Thanks. This is what I suspected.
The business I was thinking of is a one man band and he works out of a small workshop without an oven. However the word I can best come up with to describe him is Craftsman. His work is very good. I was just curious if modern paints needed a oven, I see now it can be an advantage, but not necessary.


----------



## Peugeot (Apr 19, 2014)

organisys said:


> Thanks. This is what I suspected.
> The business I was thinking of is a one man band and he works out of a small workshop without an oven. However the word I can best come up with to describe him is Craftsman. His work is very good. I was just curious if modern paints needed a oven, I see now it can be an advantage, but not necessary.

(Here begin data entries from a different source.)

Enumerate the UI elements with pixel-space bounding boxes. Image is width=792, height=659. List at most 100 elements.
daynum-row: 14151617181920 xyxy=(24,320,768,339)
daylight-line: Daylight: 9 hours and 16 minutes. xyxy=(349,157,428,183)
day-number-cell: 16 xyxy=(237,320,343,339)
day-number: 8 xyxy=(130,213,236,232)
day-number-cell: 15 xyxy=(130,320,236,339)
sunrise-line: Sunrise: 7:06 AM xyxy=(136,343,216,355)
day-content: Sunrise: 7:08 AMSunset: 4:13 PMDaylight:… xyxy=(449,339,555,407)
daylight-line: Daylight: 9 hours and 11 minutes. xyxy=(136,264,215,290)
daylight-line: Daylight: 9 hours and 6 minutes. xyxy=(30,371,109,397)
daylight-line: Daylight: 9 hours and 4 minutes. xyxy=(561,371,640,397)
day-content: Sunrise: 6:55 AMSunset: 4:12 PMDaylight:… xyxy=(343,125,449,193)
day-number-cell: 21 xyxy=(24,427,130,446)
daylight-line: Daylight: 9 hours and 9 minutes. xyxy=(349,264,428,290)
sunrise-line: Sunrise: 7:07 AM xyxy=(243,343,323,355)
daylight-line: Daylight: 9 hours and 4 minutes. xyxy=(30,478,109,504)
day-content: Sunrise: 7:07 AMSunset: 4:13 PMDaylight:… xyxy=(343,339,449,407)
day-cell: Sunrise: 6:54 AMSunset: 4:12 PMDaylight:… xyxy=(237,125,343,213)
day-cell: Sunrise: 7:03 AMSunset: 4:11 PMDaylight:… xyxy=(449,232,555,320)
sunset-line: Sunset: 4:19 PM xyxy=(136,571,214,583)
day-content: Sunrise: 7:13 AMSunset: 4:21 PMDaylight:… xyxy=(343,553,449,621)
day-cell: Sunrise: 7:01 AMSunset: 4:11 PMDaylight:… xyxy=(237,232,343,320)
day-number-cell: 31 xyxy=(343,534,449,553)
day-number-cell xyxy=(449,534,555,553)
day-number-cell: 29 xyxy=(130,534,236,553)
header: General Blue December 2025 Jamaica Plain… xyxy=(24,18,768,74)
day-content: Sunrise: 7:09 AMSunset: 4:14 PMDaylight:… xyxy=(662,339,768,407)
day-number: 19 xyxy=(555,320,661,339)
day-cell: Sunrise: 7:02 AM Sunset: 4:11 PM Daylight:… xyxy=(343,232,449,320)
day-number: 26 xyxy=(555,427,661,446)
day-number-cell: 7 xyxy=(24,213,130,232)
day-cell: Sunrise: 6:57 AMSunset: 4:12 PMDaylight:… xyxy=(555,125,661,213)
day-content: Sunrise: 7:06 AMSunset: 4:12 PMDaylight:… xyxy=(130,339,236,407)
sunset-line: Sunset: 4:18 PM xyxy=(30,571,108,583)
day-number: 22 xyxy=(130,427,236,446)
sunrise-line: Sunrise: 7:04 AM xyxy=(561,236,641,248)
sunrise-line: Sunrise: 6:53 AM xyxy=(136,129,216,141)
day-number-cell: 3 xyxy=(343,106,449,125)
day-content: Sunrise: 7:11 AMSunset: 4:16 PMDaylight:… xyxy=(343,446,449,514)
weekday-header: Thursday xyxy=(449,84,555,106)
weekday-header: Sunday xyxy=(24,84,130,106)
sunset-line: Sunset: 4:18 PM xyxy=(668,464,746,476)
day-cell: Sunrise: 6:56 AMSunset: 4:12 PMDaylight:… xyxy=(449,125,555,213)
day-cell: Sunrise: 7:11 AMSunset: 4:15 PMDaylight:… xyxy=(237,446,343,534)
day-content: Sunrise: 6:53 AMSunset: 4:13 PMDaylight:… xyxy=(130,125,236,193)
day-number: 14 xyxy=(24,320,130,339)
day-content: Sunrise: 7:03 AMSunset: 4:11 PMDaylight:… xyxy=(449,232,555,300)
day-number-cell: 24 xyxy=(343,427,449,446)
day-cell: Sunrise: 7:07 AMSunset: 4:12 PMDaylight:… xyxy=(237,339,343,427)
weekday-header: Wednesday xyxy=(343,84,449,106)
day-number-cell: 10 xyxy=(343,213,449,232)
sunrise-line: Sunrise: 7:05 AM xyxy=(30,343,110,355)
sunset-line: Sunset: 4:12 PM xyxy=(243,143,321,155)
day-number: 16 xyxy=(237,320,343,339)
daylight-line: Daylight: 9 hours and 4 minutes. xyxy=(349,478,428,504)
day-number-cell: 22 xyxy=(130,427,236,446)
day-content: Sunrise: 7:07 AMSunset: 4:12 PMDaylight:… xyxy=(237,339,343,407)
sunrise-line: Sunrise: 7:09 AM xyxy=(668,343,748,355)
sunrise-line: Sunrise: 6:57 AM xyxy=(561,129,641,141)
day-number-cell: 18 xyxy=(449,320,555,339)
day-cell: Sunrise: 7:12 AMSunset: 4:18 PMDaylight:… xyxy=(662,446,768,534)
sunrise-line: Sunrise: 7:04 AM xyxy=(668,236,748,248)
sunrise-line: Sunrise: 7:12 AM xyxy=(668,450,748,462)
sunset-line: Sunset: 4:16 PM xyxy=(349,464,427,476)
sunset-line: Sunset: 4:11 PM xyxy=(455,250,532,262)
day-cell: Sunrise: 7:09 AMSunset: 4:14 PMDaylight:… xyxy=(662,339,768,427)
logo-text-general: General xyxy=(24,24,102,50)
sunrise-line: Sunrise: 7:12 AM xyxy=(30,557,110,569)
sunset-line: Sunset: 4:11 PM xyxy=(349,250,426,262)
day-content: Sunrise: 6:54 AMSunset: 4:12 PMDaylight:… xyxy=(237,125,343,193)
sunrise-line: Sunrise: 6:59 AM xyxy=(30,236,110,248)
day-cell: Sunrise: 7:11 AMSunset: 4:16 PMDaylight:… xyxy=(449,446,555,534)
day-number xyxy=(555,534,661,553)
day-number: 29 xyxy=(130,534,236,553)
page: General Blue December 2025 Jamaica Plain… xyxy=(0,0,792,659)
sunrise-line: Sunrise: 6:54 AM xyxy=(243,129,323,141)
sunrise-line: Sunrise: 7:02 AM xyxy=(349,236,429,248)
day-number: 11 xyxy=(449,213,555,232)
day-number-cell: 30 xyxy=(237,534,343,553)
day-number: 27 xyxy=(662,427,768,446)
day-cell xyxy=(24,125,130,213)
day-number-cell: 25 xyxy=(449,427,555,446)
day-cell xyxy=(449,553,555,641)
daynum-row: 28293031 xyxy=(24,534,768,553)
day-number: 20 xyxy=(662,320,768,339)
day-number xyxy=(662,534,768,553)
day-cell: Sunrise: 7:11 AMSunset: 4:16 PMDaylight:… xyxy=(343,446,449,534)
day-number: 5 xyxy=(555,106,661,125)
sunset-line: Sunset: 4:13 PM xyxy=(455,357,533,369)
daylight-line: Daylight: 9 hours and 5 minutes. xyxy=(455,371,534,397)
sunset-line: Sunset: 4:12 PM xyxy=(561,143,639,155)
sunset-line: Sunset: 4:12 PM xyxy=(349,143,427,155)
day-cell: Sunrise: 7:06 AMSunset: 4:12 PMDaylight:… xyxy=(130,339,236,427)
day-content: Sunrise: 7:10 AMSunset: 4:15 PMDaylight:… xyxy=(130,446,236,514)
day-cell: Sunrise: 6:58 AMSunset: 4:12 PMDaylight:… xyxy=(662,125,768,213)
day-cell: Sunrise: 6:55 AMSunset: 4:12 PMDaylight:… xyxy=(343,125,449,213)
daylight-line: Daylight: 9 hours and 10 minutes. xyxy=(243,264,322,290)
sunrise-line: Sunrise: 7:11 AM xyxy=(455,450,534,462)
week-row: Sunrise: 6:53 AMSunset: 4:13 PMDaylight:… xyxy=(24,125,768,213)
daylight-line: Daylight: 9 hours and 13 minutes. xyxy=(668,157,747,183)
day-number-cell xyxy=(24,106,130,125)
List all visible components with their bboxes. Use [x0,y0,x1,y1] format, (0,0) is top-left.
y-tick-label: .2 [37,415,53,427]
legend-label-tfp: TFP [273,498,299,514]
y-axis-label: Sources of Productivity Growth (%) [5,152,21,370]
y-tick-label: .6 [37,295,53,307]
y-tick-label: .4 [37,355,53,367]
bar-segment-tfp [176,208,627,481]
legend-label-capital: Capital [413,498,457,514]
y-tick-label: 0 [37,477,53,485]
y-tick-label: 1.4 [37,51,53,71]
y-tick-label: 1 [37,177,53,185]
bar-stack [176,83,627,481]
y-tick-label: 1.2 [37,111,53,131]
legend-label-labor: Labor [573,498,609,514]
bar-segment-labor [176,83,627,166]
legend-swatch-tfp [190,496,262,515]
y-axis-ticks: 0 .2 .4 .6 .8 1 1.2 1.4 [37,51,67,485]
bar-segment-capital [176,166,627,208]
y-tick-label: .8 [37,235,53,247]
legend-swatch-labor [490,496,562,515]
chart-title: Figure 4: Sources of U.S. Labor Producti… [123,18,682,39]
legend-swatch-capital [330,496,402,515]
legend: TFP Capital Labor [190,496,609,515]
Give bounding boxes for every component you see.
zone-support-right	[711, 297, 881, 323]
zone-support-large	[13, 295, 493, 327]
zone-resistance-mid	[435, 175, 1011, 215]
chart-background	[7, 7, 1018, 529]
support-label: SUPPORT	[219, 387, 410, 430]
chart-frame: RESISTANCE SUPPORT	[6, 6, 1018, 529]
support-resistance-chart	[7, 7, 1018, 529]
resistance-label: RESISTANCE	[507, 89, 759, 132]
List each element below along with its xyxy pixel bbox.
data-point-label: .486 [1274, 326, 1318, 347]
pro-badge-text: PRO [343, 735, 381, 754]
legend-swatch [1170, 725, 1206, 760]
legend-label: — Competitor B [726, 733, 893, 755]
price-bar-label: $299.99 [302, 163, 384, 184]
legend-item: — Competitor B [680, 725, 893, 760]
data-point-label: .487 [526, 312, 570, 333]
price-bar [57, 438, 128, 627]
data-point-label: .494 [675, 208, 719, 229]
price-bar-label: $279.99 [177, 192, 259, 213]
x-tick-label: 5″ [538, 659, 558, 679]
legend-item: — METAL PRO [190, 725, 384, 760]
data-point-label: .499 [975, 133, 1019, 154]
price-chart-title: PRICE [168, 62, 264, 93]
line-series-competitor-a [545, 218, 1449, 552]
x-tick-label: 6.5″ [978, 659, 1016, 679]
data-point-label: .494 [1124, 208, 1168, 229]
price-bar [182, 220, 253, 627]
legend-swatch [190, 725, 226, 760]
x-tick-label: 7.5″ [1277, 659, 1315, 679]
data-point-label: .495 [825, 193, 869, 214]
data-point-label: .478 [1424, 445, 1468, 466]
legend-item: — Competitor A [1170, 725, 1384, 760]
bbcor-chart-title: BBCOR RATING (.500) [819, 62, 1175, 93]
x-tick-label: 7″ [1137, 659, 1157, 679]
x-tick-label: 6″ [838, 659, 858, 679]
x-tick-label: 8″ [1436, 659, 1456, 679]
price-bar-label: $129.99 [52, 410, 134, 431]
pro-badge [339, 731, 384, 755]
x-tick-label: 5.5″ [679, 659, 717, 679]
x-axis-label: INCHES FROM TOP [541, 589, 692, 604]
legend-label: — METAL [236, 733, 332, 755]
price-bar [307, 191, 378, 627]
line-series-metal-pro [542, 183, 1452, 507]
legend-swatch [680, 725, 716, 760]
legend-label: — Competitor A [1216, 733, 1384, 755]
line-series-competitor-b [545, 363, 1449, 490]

I would search online first to see how good this small workshop business is before you agree to him, but if you know him well or your friends know him then go ahead


----------



## mr paint (Jul 11, 2009)

Ok .


A spray booth is a filtered room with inlet and exhaust set up giving you a slightly over pressurised spraying room 


A spray booth with bake facility is the same as above but with and intense heater usually gas or oil fired taken panel temp close to 70deg 


THE FACTS 

Non baked.

You can spray a nice finish that may shrink a little as it cures(upto a month ) = more peel than first sprayed ....then you can flatten and polish flat and like glass.

air drying products are made for this purpose. 

Baked.

After the last coat of clear is applied ..it is left for a flash off period ..then the booth quickly heats the air in the booth to 100deg+ giving a panel temp of 60-70 deg for a stated time on tds of clear .

the car is now left to cool and then it can be flattened and polished if needed 

the clear cross links at a quicker rate than air dry leading to a flatter looking finish 


TBH there is no major benefit of baking except for express drying .

I use short wave infra reds to bake the paint jobs that need to be turbed around quick ..the rest is just standard 3 day process .


Hope this helps 

Tommy


----------



## organisys (Jan 3, 2012)

mr paint said:


> TBH there is no major benefit of baking except for express drying .
> Hope this helps
> Tommy


Many Thanks, Big Help.


----------



## Paintguy (Oct 31, 2005)

Peugeot said:


> I am not a sprayer only what I have learned by reading


May I suggest that you think twice before giving advice on painting issues then please.

Some of what you have said is quite wrong, and you have dismissed and contradicted the advice of a couple of experienced painters in the process.

Don't take this personally, but I'm sure everyone here would rather get there advice straight from the horses mouth :thumb:


----------